All of the design elements contained in the building directly reinforce and support best practices for the teaching of science to boys. The ZSC encourages students to engage in hands-on inquiry, to engineer creative solutions to real-world problems, and to actively participate in meaningful collaborative work.
Our academic classrooms are intentionally small in order to facilitate our belief in interactive, personalized instruction. Every room is wired for network access, and our wireless network continues to grow campus-wide. Heath S. Clark Hall houses six well-equipped laboratories for scientific research and experimentation, the Stephen C. Rogers Fine Arts Center caters to the fine and performing arts, and the John A. Pidgeon Library is renowned throughout the state for its information services.
Our boys carry their school-provided laptops around campus and use them in all of their academic coursework. The computers allow students to participate in directed online research activities, access and submit assignments through our network and use the latest in educational software.
Our campus is rich with maker technology and tools including 3D printers, laser cutters, CNC routers, vinyl cutter and press, green screen, a large format poster printer, and a full complement of tools and other woodworking machinery. These spaces allow students to prototype, make models, solve problems, and create original inventions. Students utilize the space to make rubber band-powered cars, lasercut originally designed rockets and planes, create luminaries and other hands-on projects. Adobe Illustrator, Autodesk Inventor, and Corel Draw are several graphic design and CAD programs students learn to use. All classes are able to use these tools for various projects, but most notable are the STEAM and Inventionland courses.

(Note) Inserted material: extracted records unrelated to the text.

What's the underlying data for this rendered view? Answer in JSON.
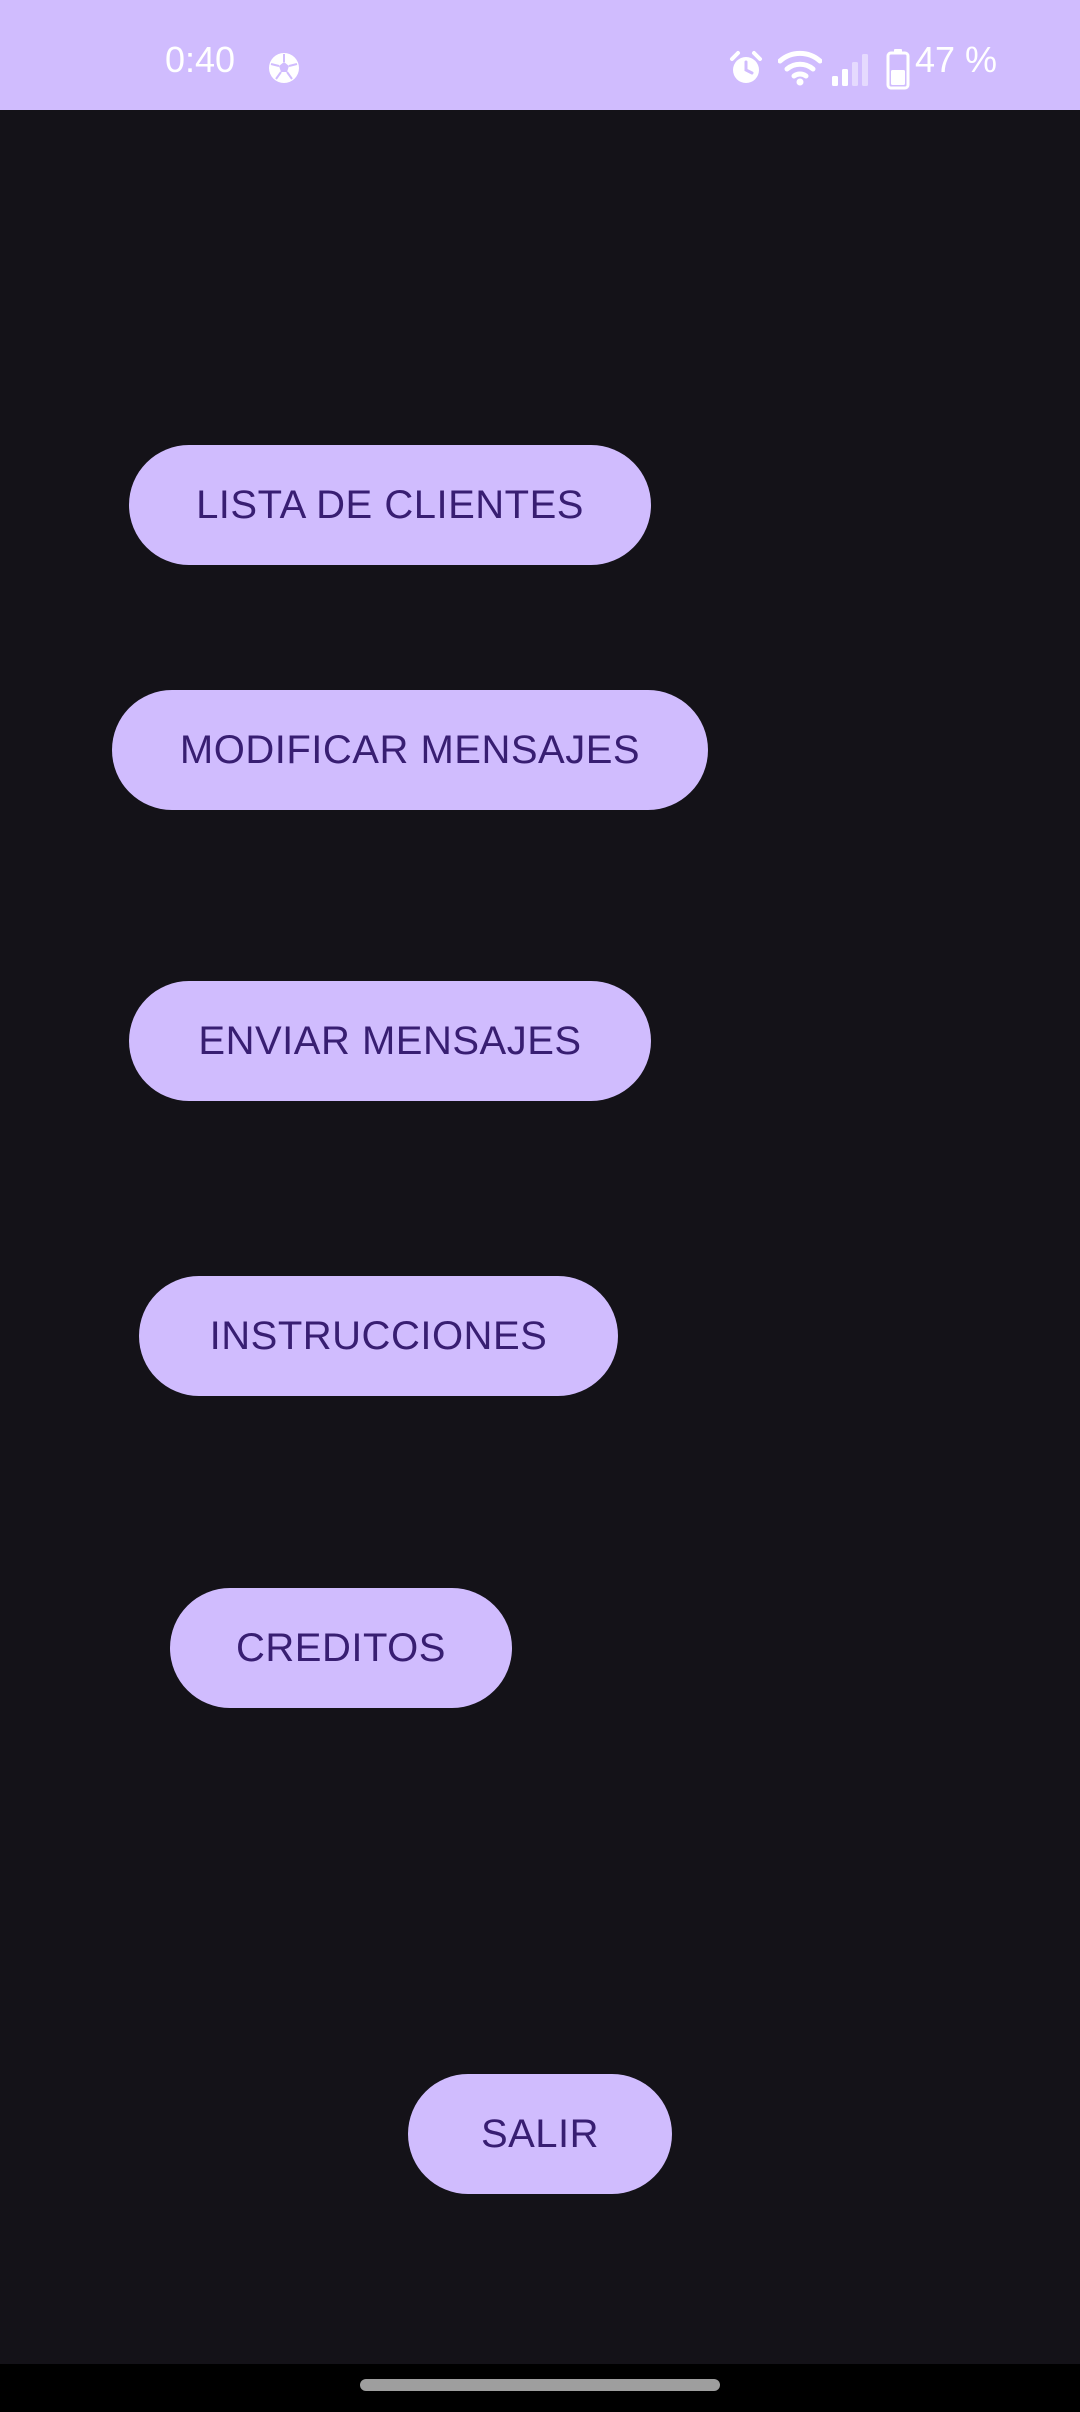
{
  "status_bar": {
    "time": "0:40",
    "battery_text": "47 %",
    "background": "#d0bcfe",
    "icons": [
      "soccer-ball-icon",
      "alarm-icon",
      "wifi-icon",
      "cell-signal-icon",
      "battery-icon"
    ]
  },
  "menu": {
    "lista_clientes": "LISTA DE CLIENTES",
    "modificar_mensajes": "MODIFICAR MENSAJES",
    "enviar_mensajes": "ENVIAR MENSAJES",
    "instrucciones": "INSTRUCCIONES",
    "creditos": "CREDITOS",
    "salir": "SALIR"
  },
  "colors": {
    "page_background": "#141218",
    "button_background": "#d0bcfe",
    "button_text": "#381e72"
  }
}
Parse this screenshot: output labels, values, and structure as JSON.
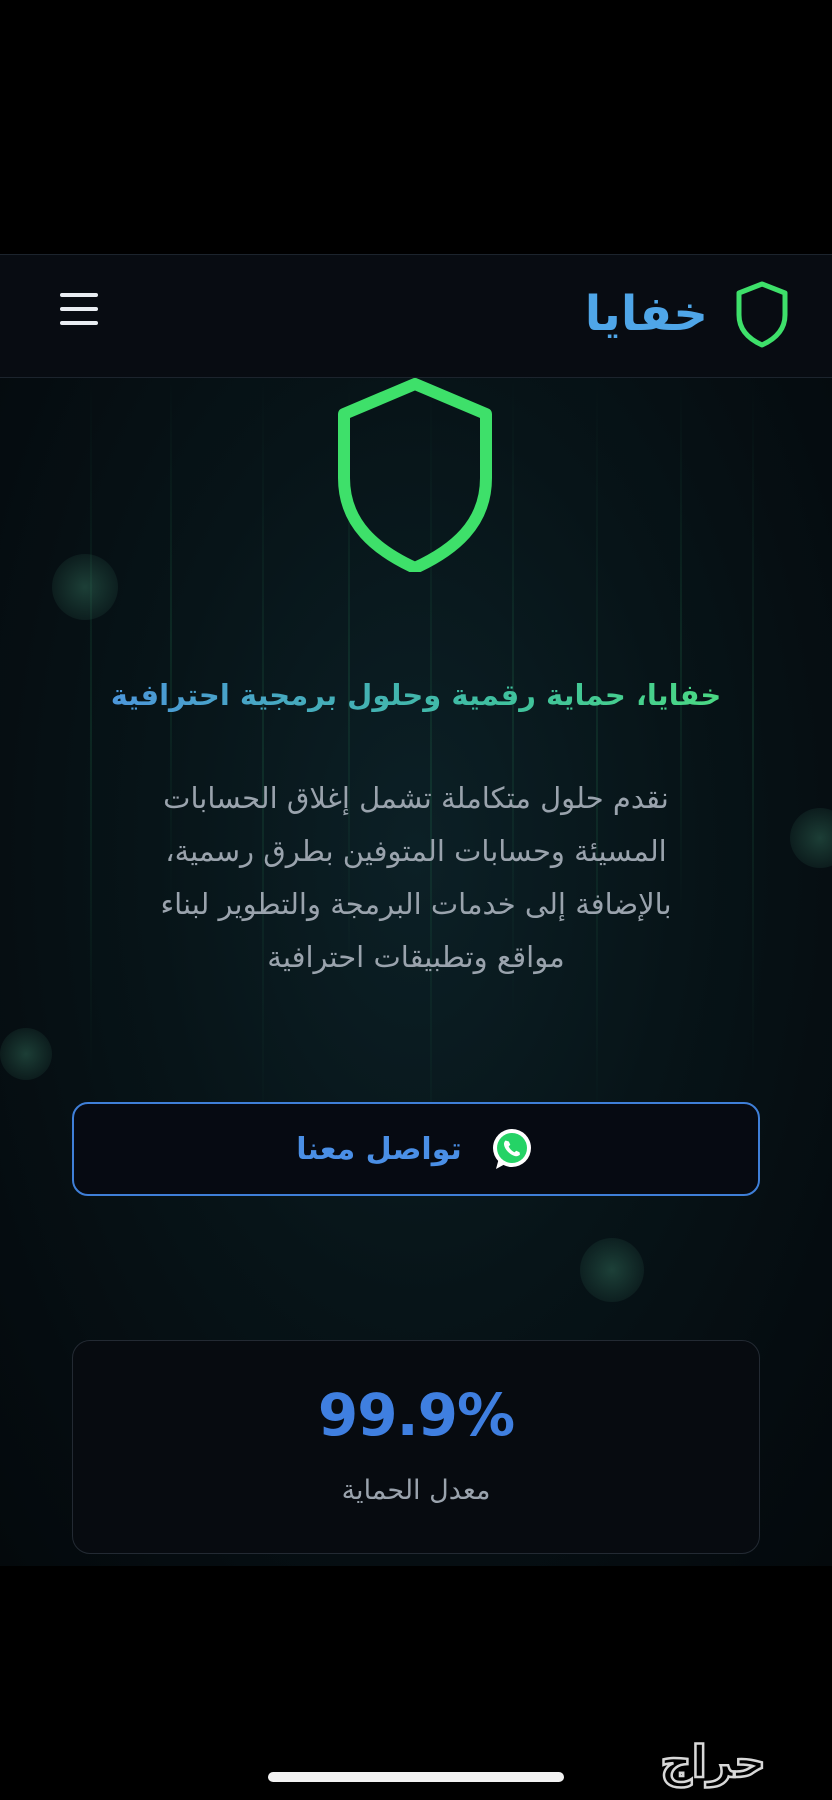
{
  "header": {
    "brand_name": "خفايا",
    "brand_icon": "shield-icon",
    "menu_icon": "hamburger-menu-icon"
  },
  "hero": {
    "icon": "shield-icon",
    "title": "خفايا، حماية رقمية وحلول برمجية احترافية",
    "description_lines": [
      "نقدم حلول متكاملة تشمل إغلاق الحسابات",
      "المسيئة وحسابات المتوفين بطرق رسمية،",
      "بالإضافة إلى خدمات البرمجة والتطوير لبناء",
      "مواقع وتطبيقات احترافية"
    ]
  },
  "contact_button": {
    "label": "تواصل معنا",
    "icon": "whatsapp-icon"
  },
  "stat": {
    "value": "99.9%",
    "label": "معدل الحماية"
  },
  "watermark": {
    "text": "حراج"
  },
  "colors": {
    "accent_green": "#3ee06a",
    "accent_blue": "#3f7fe0",
    "brand_blue": "#4fa6e8",
    "background": "#000000"
  }
}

The John A. Pidgeon Library is the “learning commons” of the Kiski School, serving the school’s mission in preparing young men to succeed in college and in life. The library program seeks to ensure that all members of the Kiski community are resourceful, effective, and ethical in using ideas and information to pursue and generate knowledge.
Beginning with the 2016-2017 school year, courses formerly titled “Advanced Placement” changed to “Advanced.” Kiski is one of the hundreds of leading independent schools that have determined that AP is no longer the best coursework that can be offered. In developing our own advanced courses, Kiski teachers are not constrained by preparing for multiple-choice exams focused on a limited knowledge base. School-designed advanced courses are given equal weight to AP classes by colleges during the admissions process. Kiski will continue to offer students the opportunity to take AP exams. Students choosing to take an AP exam at the end of a course will receive support from the faculty as they prepare for the test.